With no professional coaching experience, Aaron Boone was a surprising choice for next manager of the New York Yankees.

Have a successful professional playing career, ride the buses for ten years managing in the minor leagues, spend a few years as a bench coach at the MLB level, finally get a job as a big-league skipper. That used to be the typical path every manager in the major leagues had to follow to get the job, but no more. With front offices calling the shots more and more, decades of managerial and coaching experience are no longer a prerequisite for managing in the big leagues.

The New York Yankees are the latest team to eschew the old school belief that a manager must have years of seasoning before being ready to take over a clubhouse. Aaron Boone has never managed at any level, let alone coach, but he is Brian Cashman’s choice to replace 2009 World Series champion Joe Girardi. With his choice, Cashman is sending a clear message — I’m the one calling the shots.

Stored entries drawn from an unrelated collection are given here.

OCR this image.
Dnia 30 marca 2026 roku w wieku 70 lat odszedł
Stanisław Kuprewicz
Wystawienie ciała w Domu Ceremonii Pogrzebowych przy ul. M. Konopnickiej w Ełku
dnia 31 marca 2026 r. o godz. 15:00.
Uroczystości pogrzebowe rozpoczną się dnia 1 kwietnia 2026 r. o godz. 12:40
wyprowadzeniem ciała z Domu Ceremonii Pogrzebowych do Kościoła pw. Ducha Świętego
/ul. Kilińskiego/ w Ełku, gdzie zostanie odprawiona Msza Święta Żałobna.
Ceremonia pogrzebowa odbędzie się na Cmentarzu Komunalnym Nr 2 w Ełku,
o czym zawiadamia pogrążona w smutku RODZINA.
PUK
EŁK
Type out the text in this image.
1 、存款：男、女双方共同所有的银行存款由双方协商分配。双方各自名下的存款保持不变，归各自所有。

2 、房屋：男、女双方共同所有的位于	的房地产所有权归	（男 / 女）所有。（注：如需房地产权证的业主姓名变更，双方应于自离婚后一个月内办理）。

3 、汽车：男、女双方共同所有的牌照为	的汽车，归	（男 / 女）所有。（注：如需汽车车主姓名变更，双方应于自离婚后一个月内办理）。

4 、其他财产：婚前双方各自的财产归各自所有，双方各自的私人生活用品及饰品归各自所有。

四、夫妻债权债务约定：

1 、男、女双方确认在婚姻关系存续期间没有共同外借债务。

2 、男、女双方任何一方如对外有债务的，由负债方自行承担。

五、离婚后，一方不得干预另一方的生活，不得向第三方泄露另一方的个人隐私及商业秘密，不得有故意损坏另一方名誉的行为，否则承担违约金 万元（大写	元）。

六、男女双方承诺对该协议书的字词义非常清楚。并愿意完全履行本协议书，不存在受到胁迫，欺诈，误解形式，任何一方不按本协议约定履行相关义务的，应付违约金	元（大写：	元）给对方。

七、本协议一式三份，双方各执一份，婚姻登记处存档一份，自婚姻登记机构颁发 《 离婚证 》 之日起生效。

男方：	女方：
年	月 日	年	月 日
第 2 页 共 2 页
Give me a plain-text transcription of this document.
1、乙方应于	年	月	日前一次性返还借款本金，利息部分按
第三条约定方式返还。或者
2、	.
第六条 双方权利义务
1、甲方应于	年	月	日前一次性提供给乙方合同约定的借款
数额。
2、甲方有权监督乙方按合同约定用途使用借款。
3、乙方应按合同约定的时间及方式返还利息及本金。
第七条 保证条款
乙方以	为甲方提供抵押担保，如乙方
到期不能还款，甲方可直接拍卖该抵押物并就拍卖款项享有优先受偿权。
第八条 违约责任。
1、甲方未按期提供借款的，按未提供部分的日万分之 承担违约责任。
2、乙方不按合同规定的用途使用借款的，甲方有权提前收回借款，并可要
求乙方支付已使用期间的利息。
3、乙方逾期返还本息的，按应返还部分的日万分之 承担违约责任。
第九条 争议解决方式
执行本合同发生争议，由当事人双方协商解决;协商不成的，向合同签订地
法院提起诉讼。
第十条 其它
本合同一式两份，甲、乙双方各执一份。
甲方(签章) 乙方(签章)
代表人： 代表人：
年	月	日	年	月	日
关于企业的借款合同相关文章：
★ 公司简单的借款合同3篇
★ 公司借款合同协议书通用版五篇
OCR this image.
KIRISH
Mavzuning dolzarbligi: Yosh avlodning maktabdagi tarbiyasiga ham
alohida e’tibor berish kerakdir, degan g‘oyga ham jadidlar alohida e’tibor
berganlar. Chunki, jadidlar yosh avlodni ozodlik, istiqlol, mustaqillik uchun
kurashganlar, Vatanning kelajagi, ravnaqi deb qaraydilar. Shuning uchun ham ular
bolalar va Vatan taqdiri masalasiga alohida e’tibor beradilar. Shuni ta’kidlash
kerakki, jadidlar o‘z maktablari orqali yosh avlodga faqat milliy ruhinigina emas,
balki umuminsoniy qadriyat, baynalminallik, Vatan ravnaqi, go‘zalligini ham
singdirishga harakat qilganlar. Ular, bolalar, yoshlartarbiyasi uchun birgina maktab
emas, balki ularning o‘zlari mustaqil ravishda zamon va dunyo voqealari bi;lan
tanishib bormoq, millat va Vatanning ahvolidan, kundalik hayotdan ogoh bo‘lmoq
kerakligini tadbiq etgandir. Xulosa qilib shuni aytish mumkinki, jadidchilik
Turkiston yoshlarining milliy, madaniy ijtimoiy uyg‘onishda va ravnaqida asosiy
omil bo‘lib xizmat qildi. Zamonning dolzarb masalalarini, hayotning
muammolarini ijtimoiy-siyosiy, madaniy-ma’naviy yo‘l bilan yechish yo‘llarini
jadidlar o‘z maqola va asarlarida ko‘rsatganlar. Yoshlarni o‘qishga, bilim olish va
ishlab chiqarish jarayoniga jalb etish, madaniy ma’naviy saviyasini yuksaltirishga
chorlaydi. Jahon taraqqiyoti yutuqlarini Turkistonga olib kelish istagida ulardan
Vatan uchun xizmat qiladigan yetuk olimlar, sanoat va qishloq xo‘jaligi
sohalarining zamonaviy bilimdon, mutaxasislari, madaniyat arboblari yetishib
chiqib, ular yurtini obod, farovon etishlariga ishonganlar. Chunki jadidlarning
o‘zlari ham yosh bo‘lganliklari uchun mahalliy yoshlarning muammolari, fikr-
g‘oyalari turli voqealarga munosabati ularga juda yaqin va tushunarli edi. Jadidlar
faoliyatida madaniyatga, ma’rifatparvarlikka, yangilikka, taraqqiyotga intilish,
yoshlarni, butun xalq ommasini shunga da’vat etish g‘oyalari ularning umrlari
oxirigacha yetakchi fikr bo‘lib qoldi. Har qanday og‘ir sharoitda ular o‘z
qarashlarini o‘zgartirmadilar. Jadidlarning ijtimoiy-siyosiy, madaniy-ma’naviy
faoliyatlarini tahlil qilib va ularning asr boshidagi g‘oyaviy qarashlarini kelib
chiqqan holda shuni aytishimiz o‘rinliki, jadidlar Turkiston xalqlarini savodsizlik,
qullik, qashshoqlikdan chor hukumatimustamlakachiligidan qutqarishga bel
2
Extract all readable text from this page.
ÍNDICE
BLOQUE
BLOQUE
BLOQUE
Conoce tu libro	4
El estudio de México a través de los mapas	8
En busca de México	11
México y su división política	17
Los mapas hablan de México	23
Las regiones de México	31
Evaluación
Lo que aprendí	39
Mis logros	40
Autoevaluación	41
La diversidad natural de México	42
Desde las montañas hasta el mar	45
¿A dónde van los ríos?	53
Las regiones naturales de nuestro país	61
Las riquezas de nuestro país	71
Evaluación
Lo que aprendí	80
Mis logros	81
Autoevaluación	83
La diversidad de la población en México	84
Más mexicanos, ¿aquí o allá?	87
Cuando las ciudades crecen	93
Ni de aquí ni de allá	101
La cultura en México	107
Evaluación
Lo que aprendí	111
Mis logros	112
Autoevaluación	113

This is not a new development, especially in more analytically-driven front offices. Mike Matheny has managed the St. Louis Cardinals since 2011 with no previous professional experience. Out in Los Angeles, Dave Roberts has a .602 winning percentage in his first two years and came within a game of winning the World Series. Roberts never managed in the minor leagues. Craig Counsell leads the up-and-coming Milwaukee Brewers, and took over in the dugout after working in the front office and broadcast booth as a color analyst. Gabe Kapler is the new manager of the Philadelphia Phillies and has also never managed at any level. All of these franchises share a heavy focus on sabermetrics.

Managing an MLB team has become an exercise in painting-by-numbers for most teams. The front office and the analytics department sends down the data, and the manager implements it, his job reduced more to “managing” personalities and roles and serving as an intermediary for the jerseys and the suits. The grizzled old baseball man who logged thousands of miles around America’s back roads in the minor leagues has been replaced by the young, handsome former player who has only known chartered flight. Take him, surround him with smart assistant coaches who can work behind the scenes and watch the wins pile up.

The notion that a manager could succeed with little-to-no seasoning in the minor leagues was poo-pooed initially, but it has caught on quite quickly with the smarter teams around the league. Maybe, just maybe, managing a bullpen full of flamethrowers who throw 95 mph with wipeout sliders isn’t quite as hard as we all imagined it was.

Let’s get back to Boone and his new job with the Yankees. There could not be a better situation to walk into for a first-time manager. Sure, New York is the biggest pressure cooker in the league, but Boone has one of the best young cores to work with led by Aaron Judge, Gary Sanchez, Didi Gregorius, Starlin Castro and Greg Bird. The rotation has Luis Severino, Sonny Gray and Masahiro Tanaka. Out in the bullpen, Aroldis Chapman, Dellin Betances, David Robertson, Tommy Kahnle, Chad Green and Chasen Shreve all struck out more than 11 per nine last season. Painting by numbers won’t be so hard if those are your colors.

Brian Cashman has rightfully earned a reputation as one of the best executives in baseball during his time with the Yankees, and he has been on some kind of role the past three seasons. He smartly passed on trading Aaron Judge for Cole Hamels, saved his money on Jordan Zimmermann or Johnny Cueto, signed and flipped Andrew Miller, scooped up Starlin Castro for spare parts after he fell out of favor with the Chicago Cubs, traded for Aroldis Chapman, traded him again for Gleyber Torres, re-signed him, built one of the best bullpens in the league at the deadline last year, used his immense prospect depth to pry Sonny Gray away from Billy Beane, all the while stockpiling enough international bonus money to make Shoehei Ohtani a maximum offer.

Suffice to say, Cashman knows what he’s doing.

Serving as the GM of the Yankees is a thankless job. When you win, it’s because you spent the most. When you lose, your spending draws extra criticism. Cashman is legitimately one of the best in the league, but he doesn’t quite get the same love as Theo Epstein while making moves that are just as shrewd.

Boone is Cashman’s man, and he will get the chance to mold him exactly to his visions of the modern-day manager. Having spent the last eight years working for ESPN, Boone is very familiar with the rest of the league and has a grasp on analytics. He is also a polished presence in front of the media who can identify with and massage the egos of his players behind closed doors. There might be a few bumps along the way in the early going, but this is not as huge a gamble as it seems at first glance.

While Joe Girardi did not necessarily do anything to lose his job, he was not Cashman’s “man.” In Aaron Boone, he gets that and more.